Romulo Aitken has a man under hire to do investigative work in nursing homes. Unfortunately, the agent suffers a disabling injury, so the agency puts up an ad to find an elder man to act as an undercover agent in a nursing home, under the pretext of finding out if a client’s mother is properly cared for. This type of hiring is common by relatives who feel guilty for having institutionalised their elders. And it is this recruitment that Alberdi was waiting to launch into the investigation.

Thus, the agency of private detective Romulo Aitken hits first serve to the film, thanks to this bizarre coincidence, providing Maite Alberdi with the plot pillar to develop the film.

The casual need for hiring leads to a comical series of interviews attended by several older men who were surprised at being able to apply for a job at their age, at which point the film bites us for the first time and reveals the position of these contenders, who still feel useful and capable, but whom society no longer considers valid.

Sergio Chamy responds to this announcement, to be finally hired as an undercover agent, and will guide the camera through the rest of the film as the lead character. The recently widowed octogenarian, clumsy with the instruments of the trade but kind and soft-voiced, turns out to have a natural charm and ends up giving the film much of its sweetness and comic relief.

An open critique
Before the intrigue and the film noir flair, a simple plot with an open critique unfold. Maite Alberdi directs the film as a carefree tightrope walker, strolling between fiction and documentary with ease, interviewing the inhabitants of the nursing home, showing bits of the daily life of residents and caregivers, and serving fantastic detective film style cuts.

The detective fantasy results in comedic sparkles and, although it may seem at times frivolous, becomes a useful artifice helping to better digest some of the most tragic scenes which, in a different context or explained in a more sober way, would surely bring tears to more than one viewer.

Chamy enters wholeheartedly committed to his role as a spy, finding his target and initiating the opportune investigations, and giving appropriate account to his employer with notes and hilarious secret communications.

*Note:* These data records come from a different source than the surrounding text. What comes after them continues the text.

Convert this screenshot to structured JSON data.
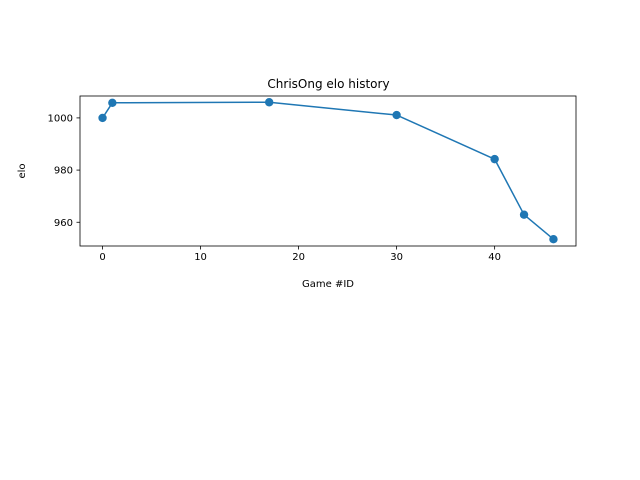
{
  "chart_data": {
    "type": "line",
    "title": "ChrisOng elo history",
    "xlabel": "Game #ID",
    "ylabel": "elo",
    "xlim": [
      -2.3,
      48.3
    ],
    "ylim": [
      950.9,
      1008.4
    ],
    "xticks": [
      0,
      10,
      20,
      30,
      40
    ],
    "yticks": [
      960,
      980,
      1000
    ],
    "grid": false,
    "series": [
      {
        "color": "#1f77b4",
        "x": [
          0,
          1,
          17,
          30,
          40,
          43,
          46
        ],
        "y": [
          1000.0,
          1005.8,
          1006.0,
          1001.1,
          984.2,
          962.9,
          953.5
        ]
      }
    ]
  }
}
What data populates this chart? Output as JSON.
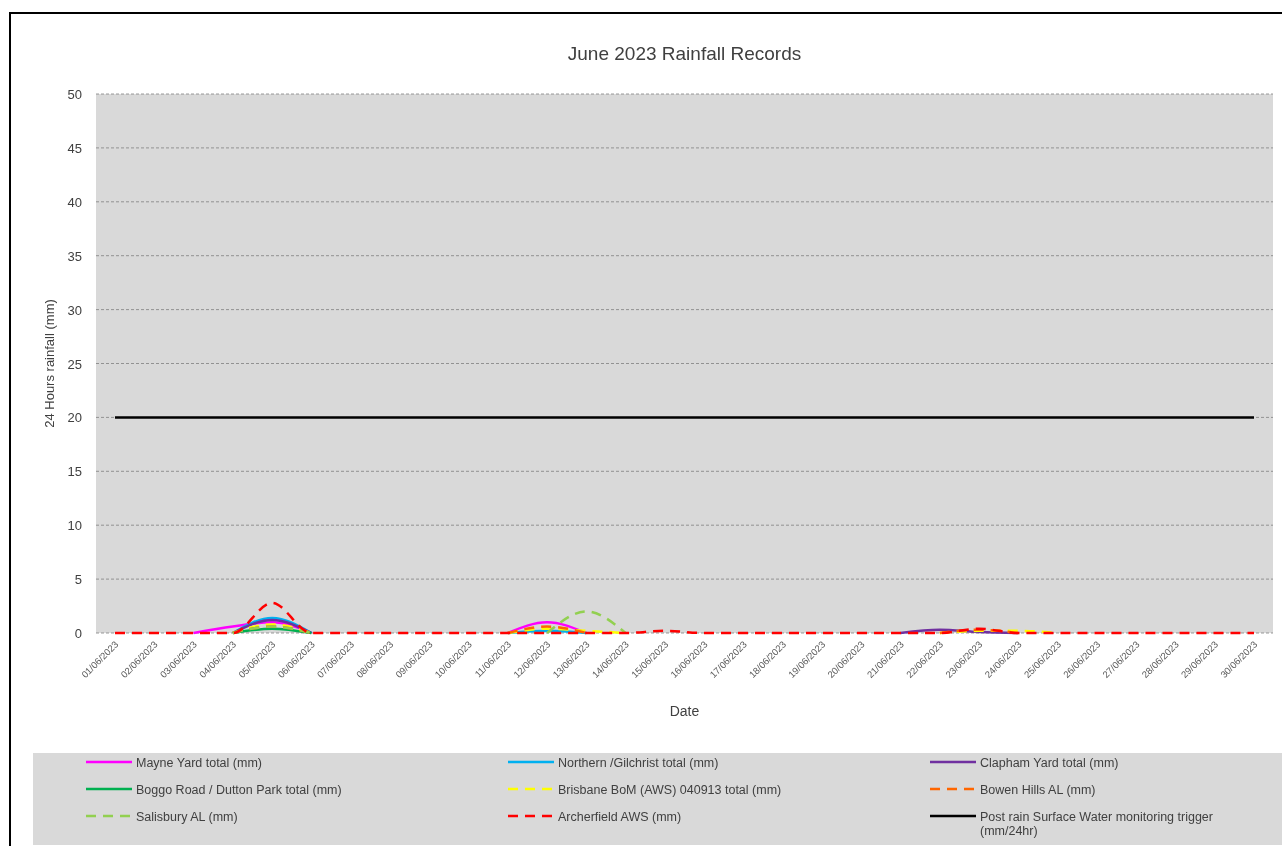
{
  "chart_data": {
    "type": "line",
    "title": "June 2023 Rainfall Records",
    "xlabel": "Date",
    "ylabel": "24 Hours rainfall (mm)",
    "categories": [
      "01/06/2023",
      "02/06/2023",
      "03/06/2023",
      "04/06/2023",
      "05/06/2023",
      "06/06/2023",
      "07/06/2023",
      "08/06/2023",
      "09/06/2023",
      "10/06/2023",
      "11/06/2023",
      "12/06/2023",
      "13/06/2023",
      "14/06/2023",
      "15/06/2023",
      "16/06/2023",
      "17/06/2023",
      "18/06/2023",
      "19/06/2023",
      "20/06/2023",
      "21/06/2023",
      "22/06/2023",
      "23/06/2023",
      "24/06/2023",
      "25/06/2023",
      "26/06/2023",
      "27/06/2023",
      "28/06/2023",
      "29/06/2023",
      "30/06/2023"
    ],
    "ylim": [
      0,
      50
    ],
    "yticks": [
      0,
      5,
      10,
      15,
      20,
      25,
      30,
      35,
      40,
      45,
      50
    ],
    "grid": "y",
    "legend": "bottom",
    "marker": "none",
    "series": [
      {
        "name": "Mayne Yard total (mm)",
        "color": "#ff00ff",
        "line_style": "solid",
        "values": [
          null,
          null,
          0,
          0.6,
          1.0,
          0,
          null,
          null,
          null,
          null,
          0,
          1.0,
          0,
          null,
          null,
          null,
          null,
          null,
          null,
          null,
          null,
          null,
          null,
          null,
          null,
          null,
          null,
          null,
          null,
          null
        ]
      },
      {
        "name": "Northern /Gilchrist total (mm)",
        "color": "#00b0f0",
        "line_style": "solid",
        "values": [
          null,
          null,
          null,
          0,
          1.4,
          0,
          null,
          null,
          null,
          null,
          0,
          0.2,
          0,
          null,
          null,
          null,
          null,
          null,
          null,
          null,
          null,
          null,
          null,
          null,
          null,
          null,
          null,
          null,
          null,
          null
        ]
      },
      {
        "name": "Clapham Yard total (mm)",
        "color": "#7030a0",
        "line_style": "solid",
        "values": [
          null,
          null,
          null,
          0,
          1.2,
          0,
          null,
          null,
          null,
          null,
          null,
          null,
          null,
          null,
          null,
          null,
          null,
          null,
          null,
          null,
          0,
          0.3,
          0.1,
          0,
          null,
          null,
          null,
          null,
          null,
          null
        ]
      },
      {
        "name": "Boggo Road / Dutton Park total (mm)",
        "color": "#00b050",
        "line_style": "solid",
        "values": [
          null,
          null,
          null,
          0,
          0.4,
          0,
          null,
          null,
          null,
          null,
          null,
          null,
          null,
          null,
          null,
          null,
          null,
          null,
          null,
          null,
          null,
          null,
          null,
          null,
          null,
          null,
          null,
          null,
          null,
          null
        ]
      },
      {
        "name": "Brisbane BoM (AWS) 040913 total (mm)",
        "color": "#ffff00",
        "line_style": "dashed",
        "values": [
          null,
          null,
          null,
          0,
          0.8,
          0,
          null,
          null,
          null,
          null,
          0,
          0.4,
          0.2,
          0,
          null,
          null,
          null,
          null,
          null,
          null,
          null,
          0,
          0.2,
          0.2,
          0,
          null,
          null,
          null,
          null,
          null
        ]
      },
      {
        "name": "Bowen Hills AL (mm)",
        "color": "#ff6600",
        "line_style": "dashed",
        "values": [
          null,
          null,
          null,
          0,
          0.6,
          0,
          null,
          null,
          null,
          null,
          0,
          0.6,
          0,
          null,
          null,
          null,
          null,
          null,
          null,
          null,
          null,
          0,
          0.3,
          0,
          null,
          null,
          null,
          null,
          null,
          null
        ]
      },
      {
        "name": "Salisbury AL (mm)",
        "color": "#92d050",
        "line_style": "dashed",
        "values": [
          null,
          null,
          null,
          0,
          0.6,
          0,
          null,
          null,
          null,
          null,
          null,
          0,
          2.0,
          0,
          null,
          null,
          null,
          null,
          null,
          null,
          null,
          null,
          null,
          null,
          null,
          null,
          null,
          null,
          null,
          null
        ]
      },
      {
        "name": "Archerfield AWS (mm)",
        "color": "#ff0000",
        "line_style": "dashed",
        "values": [
          0,
          0,
          0,
          0,
          2.8,
          0,
          0,
          0,
          0,
          0,
          0,
          0,
          0,
          0,
          0.2,
          0,
          0,
          0,
          0,
          0,
          0,
          0,
          0.4,
          0,
          0,
          0,
          0,
          0,
          0,
          0
        ]
      },
      {
        "name": "Post rain Surface Water monitoring trigger (mm/24hr)",
        "color": "#000000",
        "line_style": "solid",
        "values": [
          20,
          20,
          20,
          20,
          20,
          20,
          20,
          20,
          20,
          20,
          20,
          20,
          20,
          20,
          20,
          20,
          20,
          20,
          20,
          20,
          20,
          20,
          20,
          20,
          20,
          20,
          20,
          20,
          20,
          20
        ]
      }
    ]
  }
}
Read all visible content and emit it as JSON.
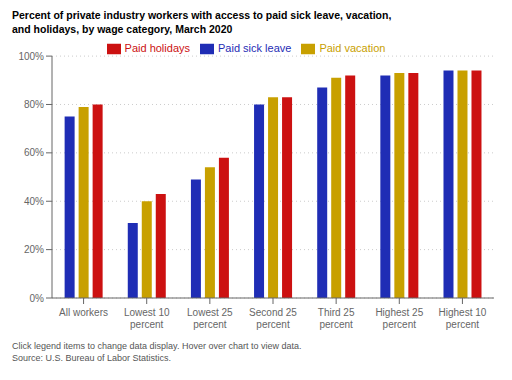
{
  "chart_data": {
    "type": "bar",
    "title": "Percent of private industry workers with access to paid sick leave, vacation,\nand holidays, by wage category, March 2020",
    "categories": [
      "All workers",
      "Lowest 10\npercent",
      "Lowest 25\npercent",
      "Second 25\npercent",
      "Third 25\npercent",
      "Highest 25\npercent",
      "Highest 10\npercent"
    ],
    "series": [
      {
        "name": "Paid sick leave",
        "color": "#1f2db5",
        "values": [
          75,
          31,
          49,
          80,
          87,
          92,
          94
        ]
      },
      {
        "name": "Paid vacation",
        "color": "#c8a000",
        "values": [
          79,
          40,
          54,
          83,
          91,
          93,
          94
        ]
      },
      {
        "name": "Paid holidays",
        "color": "#cc1111",
        "values": [
          80,
          43,
          58,
          83,
          92,
          93,
          94
        ]
      }
    ],
    "ylim": [
      0,
      100
    ],
    "yticks": [
      {
        "value": 0,
        "label": "0%"
      },
      {
        "value": 20,
        "label": "20%"
      },
      {
        "value": 40,
        "label": "40%"
      },
      {
        "value": 60,
        "label": "60%"
      },
      {
        "value": 80,
        "label": "80%"
      },
      {
        "value": 100,
        "label": "100%"
      }
    ],
    "grid": true,
    "legend": "top",
    "annotations": [
      "Click legend items to change data display. Hover over chart to view data.",
      "Source: U.S. Bureau of Labor Statistics."
    ]
  }
}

However, sooner rather than later he grows tired and complains about the dishonest nature of his role as an undercover agent; ends up making friends with other residents of the asylum and takes us into an intimate immersion in the tender and heartbreaking reality of the asylum’s day to day.

Maite Alberdi directs the film as a carefree tightrope walker, strolling between fiction and documentary with ease

This asylum in question is mostly inhabited by women, some of them residents for many years because they were never married and considered useless. It does not escape Alberdi’s attentive vision to reflect on the cruelty of patriarchy and Catholicism, omnipresent agents shaping the lives of the women of these asylums.

The despair of the residents who rarely receive a call or visit and the general feeling of abandonment end up irritating Chamy, who is fortunate enough to have a family that loves him and seeks his closeness.

Underlying sadness
The light demeanour of the film’s beginning, which does not try to hide an underlying sadness, is felt less and less as the plot progresses, to finally disappear almost completely when it gives way to a stark conclusion, rather sober and sad, and aims to delve into the reflection central throughout. The isolation to which certain groups in our society are condemned for being considered too dependent.

The camera work, that struggles to be omnipresent, truly shows the worth of months of presence in the nursing home to make the protagonists increasingly ignore the film crew who, if at first clearly felt a bit intimidating, in the end, manages to be almost invisible, often rewarding us with scenes of surprising intimacy.